An abusively alliterative appellation for these works could be “the tenuous tether of taut twine and tin cans“. It’s a reference to an early technology most of us used as kids, struggling to hear the person on the other end of the line. Whether it’s a tin can or Zoom, we’re still frustrated when the line drops in slack silence.
The ear paintings are painted on can lids and the larger portraits are cut to reference a lid’s jagged circumference. The metal is serrated, suggesting that we’re not entirely safe. Technology facilitates a certain communication, however incomplete. In text, the nonverbal is immediately out. Voice calls lack body language. All these are in want of a shared context with the other person. It’s that shared context that I’m interested in; it’s empathy really.

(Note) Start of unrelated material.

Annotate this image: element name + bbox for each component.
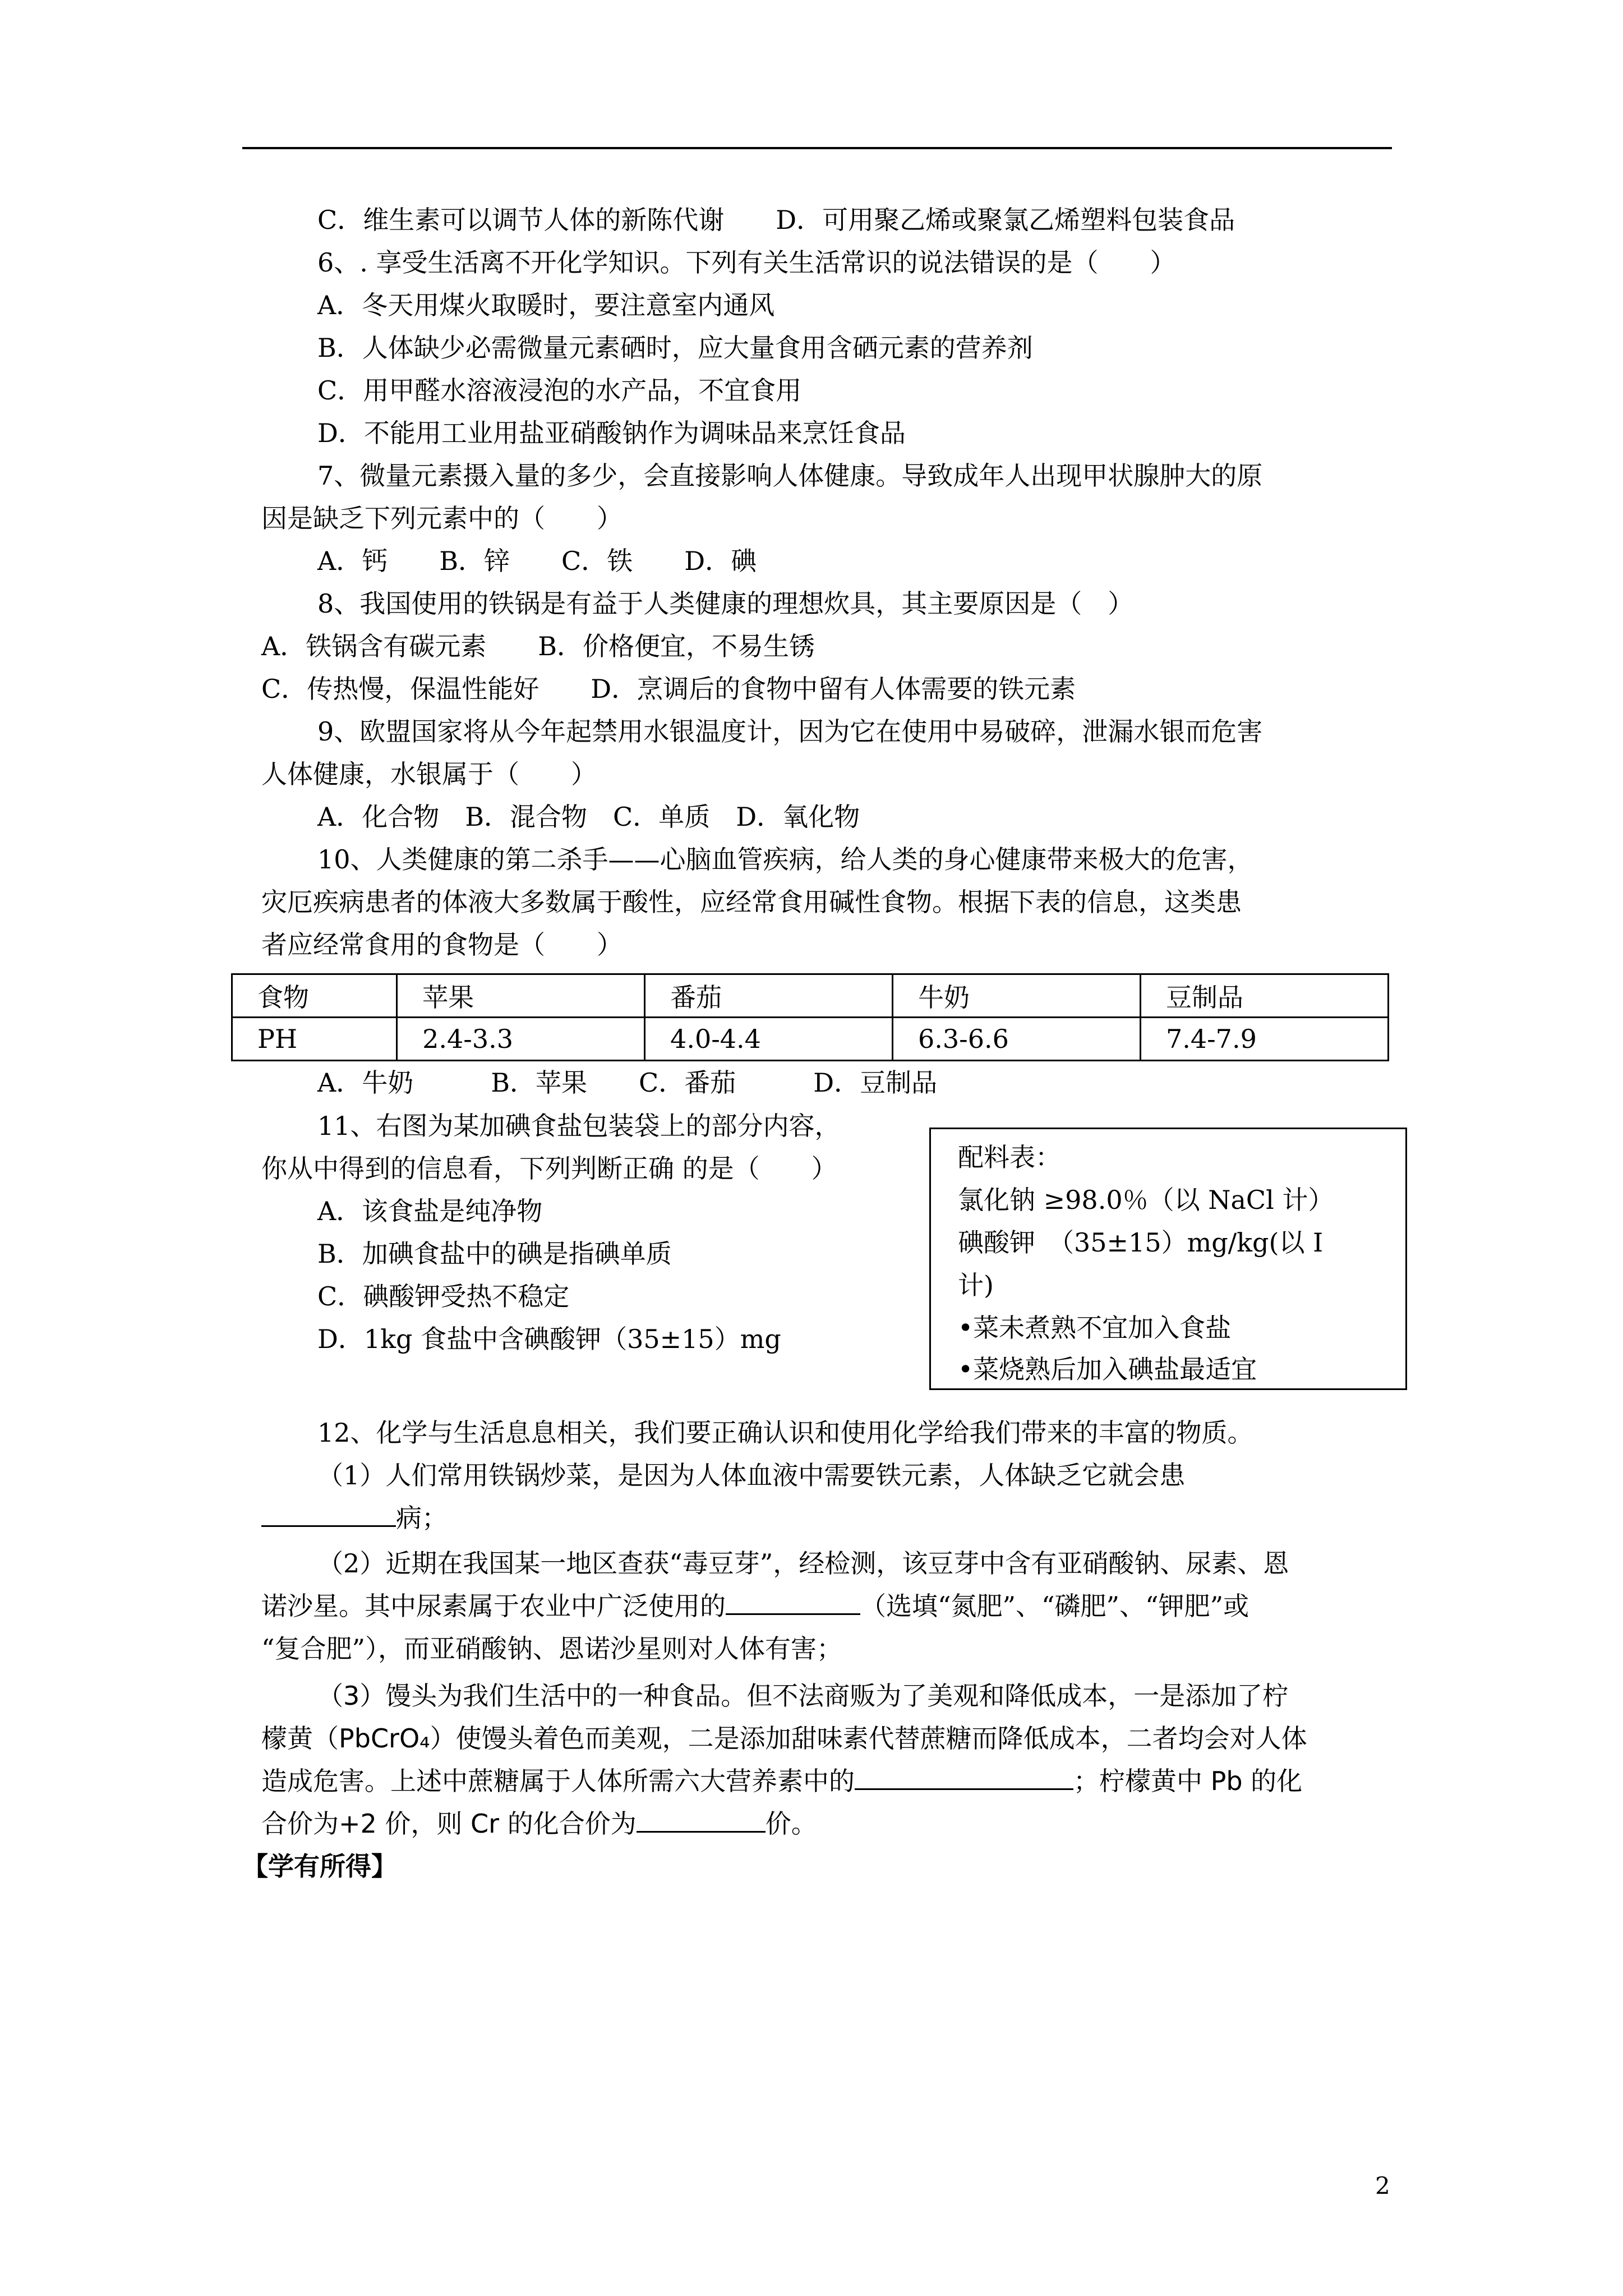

A painting is an object. Whatever is represented, symbolized, or alluded to, the painting itself is a thing and not simply an image. Within this body of work, I am consciously addressing the topography of the painted surface, from paint that is barely a patina on the metal to impasto. The support itself may also be deconstructed and bent, with pieces chiseled out. Much of the narrative payload is delivered through the mode of presentation. There is a violence inflicted upon these profiles. The paint does more than describe form and physiognomy, it becomes an analog for the human. Mechanical pixelation does not simply disintegrate an image, it damages the paint. There is real loss.